In many ways I still consider myself to be the teen I once was and that is very much not the case. For some reason I felt a swelling of spirit in standing up for my own personal beliefs to someone who I consider, at least in part, an authority figure. It was great to rant back and forth, poke holes in his arguments and, in the end, realize the level of prejudice I was fighting when two statements broke from him. "If it weren't for the fucking bleeding heart liberals..." and "It's Muslims against the world." It became clear to me that the argument was over because there is no surmounting that kind of prejudice. Any idea I brought to the table would be seen as "liberal" because I am anti-war. But that is beside the point.

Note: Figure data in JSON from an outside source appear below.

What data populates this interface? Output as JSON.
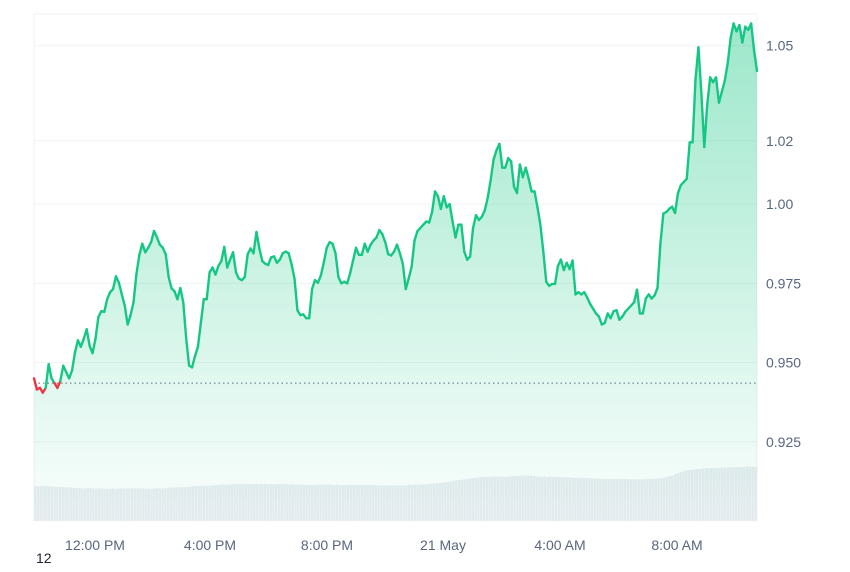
{
  "chart_data": {
    "type": "area",
    "x_tick_labels": [
      "12:00 PM",
      "4:00 PM",
      "8:00 PM",
      "21 May",
      "4:00 AM",
      "8:00 AM"
    ],
    "y_ticks": [
      1.05,
      1.02,
      1.0,
      0.975,
      0.95,
      0.925
    ],
    "y_tick_labels": [
      "1.05",
      "1.02",
      "1.00",
      "0.975",
      "0.950",
      "0.925"
    ],
    "ylim": [
      0.9,
      1.06
    ],
    "grid": true,
    "reference_line": 0.9435,
    "colors": {
      "up": "#16c784",
      "down": "#ea3943",
      "reference": "#5f6b7a",
      "volume": "#e9ecf1"
    },
    "series": [
      {
        "values": [
          0.945,
          0.9415,
          0.942,
          0.9405,
          0.942,
          0.9495,
          0.945,
          0.9435,
          0.942,
          0.9442,
          0.949,
          0.947,
          0.945,
          0.9475,
          0.9532,
          0.957,
          0.955,
          0.9575,
          0.9605,
          0.9553,
          0.953,
          0.9575,
          0.9644,
          0.9662,
          0.966,
          0.97,
          0.9722,
          0.9732,
          0.9772,
          0.9752,
          0.9715,
          0.968,
          0.962,
          0.965,
          0.969,
          0.978,
          0.984,
          0.9875,
          0.9848,
          0.9862,
          0.988,
          0.9915,
          0.9895,
          0.9872,
          0.9862,
          0.9842,
          0.977,
          0.9734,
          0.9725,
          0.97,
          0.9735,
          0.969,
          0.9575,
          0.949,
          0.9485,
          0.952,
          0.955,
          0.9625,
          0.97,
          0.97,
          0.9785,
          0.98,
          0.9778,
          0.9805,
          0.982,
          0.9865,
          0.98,
          0.9825,
          0.9848,
          0.9785,
          0.9765,
          0.976,
          0.977,
          0.9842,
          0.986,
          0.9845,
          0.9912,
          0.986,
          0.982,
          0.9812,
          0.9808,
          0.9832,
          0.9835,
          0.9815,
          0.9825,
          0.9845,
          0.985,
          0.9845,
          0.981,
          0.9765,
          0.9665,
          0.965,
          0.9652,
          0.964,
          0.964,
          0.9732,
          0.976,
          0.9752,
          0.9775,
          0.9815,
          0.9862,
          0.988,
          0.9875,
          0.9845,
          0.977,
          0.975,
          0.9755,
          0.975,
          0.9782,
          0.9822,
          0.9862,
          0.984,
          0.984,
          0.9875,
          0.985,
          0.9872,
          0.9885,
          0.9895,
          0.9918,
          0.9905,
          0.988,
          0.9842,
          0.9838,
          0.985,
          0.9872,
          0.9845,
          0.9812,
          0.9732,
          0.9765,
          0.9802,
          0.9885,
          0.9915,
          0.9925,
          0.9935,
          0.9945,
          0.9942,
          0.9975,
          1.004,
          1.0025,
          0.9985,
          1.0025,
          0.999,
          1.0,
          0.9945,
          0.9895,
          0.9935,
          0.9935,
          0.985,
          0.9825,
          0.9835,
          0.9925,
          0.9965,
          0.995,
          0.996,
          0.998,
          1.002,
          1.0075,
          1.014,
          1.017,
          1.019,
          1.0115,
          1.0115,
          1.0145,
          1.0135,
          1.0055,
          1.0035,
          1.0125,
          1.0085,
          1.0115,
          1.008,
          1.004,
          1.004,
          0.999,
          0.9935,
          0.985,
          0.9755,
          0.9742,
          0.9748,
          0.9748,
          0.9805,
          0.9825,
          0.9792,
          0.9815,
          0.9795,
          0.9822,
          0.9715,
          0.9722,
          0.9715,
          0.9722,
          0.9705,
          0.9685,
          0.967,
          0.9655,
          0.9645,
          0.962,
          0.9625,
          0.9655,
          0.964,
          0.9662,
          0.9665,
          0.9635,
          0.9645,
          0.966,
          0.967,
          0.968,
          0.969,
          0.973,
          0.9655,
          0.9655,
          0.9702,
          0.9715,
          0.9702,
          0.9712,
          0.9735,
          0.9875,
          0.997,
          0.9975,
          0.9985,
          0.9992,
          0.9972,
          1.0035,
          1.006,
          1.007,
          1.008,
          1.0195,
          1.0195,
          1.0395,
          1.0495,
          1.035,
          1.018,
          1.0315,
          1.04,
          1.0385,
          1.04,
          1.032,
          1.0355,
          1.039,
          1.0445,
          1.0525,
          1.057,
          1.0545,
          1.0565,
          1.051,
          1.056,
          1.055,
          1.057,
          1.0485,
          1.042
        ]
      }
    ],
    "volume": [
      0.92,
      0.91,
      0.92,
      0.92,
      0.92,
      0.91,
      0.91,
      0.9,
      0.9,
      0.9,
      0.89,
      0.88,
      0.89,
      0.88,
      0.87,
      0.86,
      0.87,
      0.86,
      0.86,
      0.87,
      0.87,
      0.86,
      0.86,
      0.86,
      0.86,
      0.85,
      0.85,
      0.85,
      0.86,
      0.85,
      0.86,
      0.86,
      0.86,
      0.86,
      0.86,
      0.86,
      0.86,
      0.86,
      0.86,
      0.86,
      0.85,
      0.85,
      0.85,
      0.86,
      0.87,
      0.86,
      0.86,
      0.87,
      0.88,
      0.88,
      0.88,
      0.89,
      0.89,
      0.89,
      0.89,
      0.9,
      0.91,
      0.92,
      0.93,
      0.92,
      0.93,
      0.93,
      0.93,
      0.94,
      0.94,
      0.95,
      0.95,
      0.96,
      0.96,
      0.96,
      0.96,
      0.97,
      0.98,
      0.98,
      0.98,
      0.98,
      0.98,
      0.98,
      0.98,
      0.98,
      0.98,
      0.97,
      0.98,
      0.98,
      0.97,
      0.97,
      0.97,
      0.97,
      0.97,
      0.98,
      0.98,
      0.97,
      0.97,
      0.97,
      0.96,
      0.96,
      0.96,
      0.95,
      0.95,
      0.96,
      0.95,
      0.95,
      0.96,
      0.96,
      0.96,
      0.96,
      0.96,
      0.96,
      0.95,
      0.96,
      0.95,
      0.95,
      0.95,
      0.95,
      0.95,
      0.95,
      0.95,
      0.95,
      0.95,
      0.95,
      0.94,
      0.95,
      0.95,
      0.94,
      0.94,
      0.95,
      0.94,
      0.93,
      0.94,
      0.94,
      0.94,
      0.94,
      0.94,
      0.94,
      0.95,
      0.96,
      0.96,
      0.96,
      0.96,
      0.96,
      0.97,
      0.97,
      0.98,
      0.98,
      0.99,
      0.99,
      1.0,
      1.01,
      1.02,
      1.03,
      1.04,
      1.06,
      1.07,
      1.08,
      1.09,
      1.1,
      1.11,
      1.12,
      1.13,
      1.14,
      1.15,
      1.16,
      1.16,
      1.16,
      1.17,
      1.17,
      1.17,
      1.17,
      1.17,
      1.17,
      1.16,
      1.17,
      1.18,
      1.19,
      1.19,
      1.19,
      1.2,
      1.2,
      1.2,
      1.19,
      1.19,
      1.18,
      1.17,
      1.17,
      1.17,
      1.16,
      1.17,
      1.16,
      1.16,
      1.16,
      1.16,
      1.15,
      1.15,
      1.15,
      1.14,
      1.14,
      1.14,
      1.14,
      1.14,
      1.13,
      1.13,
      1.12,
      1.12,
      1.12,
      1.11,
      1.11,
      1.11,
      1.11,
      1.11,
      1.11,
      1.11,
      1.11,
      1.11,
      1.11,
      1.11,
      1.1,
      1.1,
      1.1,
      1.1,
      1.1,
      1.1,
      1.11,
      1.11,
      1.11,
      1.12,
      1.12,
      1.13,
      1.14,
      1.16,
      1.18,
      1.2,
      1.23,
      1.26,
      1.29,
      1.31,
      1.33,
      1.34,
      1.35,
      1.36,
      1.37,
      1.37,
      1.38,
      1.39,
      1.39,
      1.39,
      1.4,
      1.4,
      1.4,
      1.41,
      1.41,
      1.41,
      1.42,
      1.42,
      1.42,
      1.42,
      1.42,
      1.43,
      1.43,
      1.43,
      1.43,
      1.43
    ]
  },
  "corner_label": "12"
}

Growing up around people who studied Gurdjieff and the idea that one should be present in the body, mind, heart and spirit every moment possible, I became immediately conscious of the fact that I had not felt this way in a very long time. I had not felt like my body, my mind and my heart were in alignment, not like this. I could feel the boundaries of my physical form with perfect clarity. I could hear every word that was being said to me in our conversation and the room stood out in clear focus although it was night and the room half-lit. It was an amazing experience to have and I look forward to achieving this again soon.
Anyway, a long rant. Sorry about the that. Be well.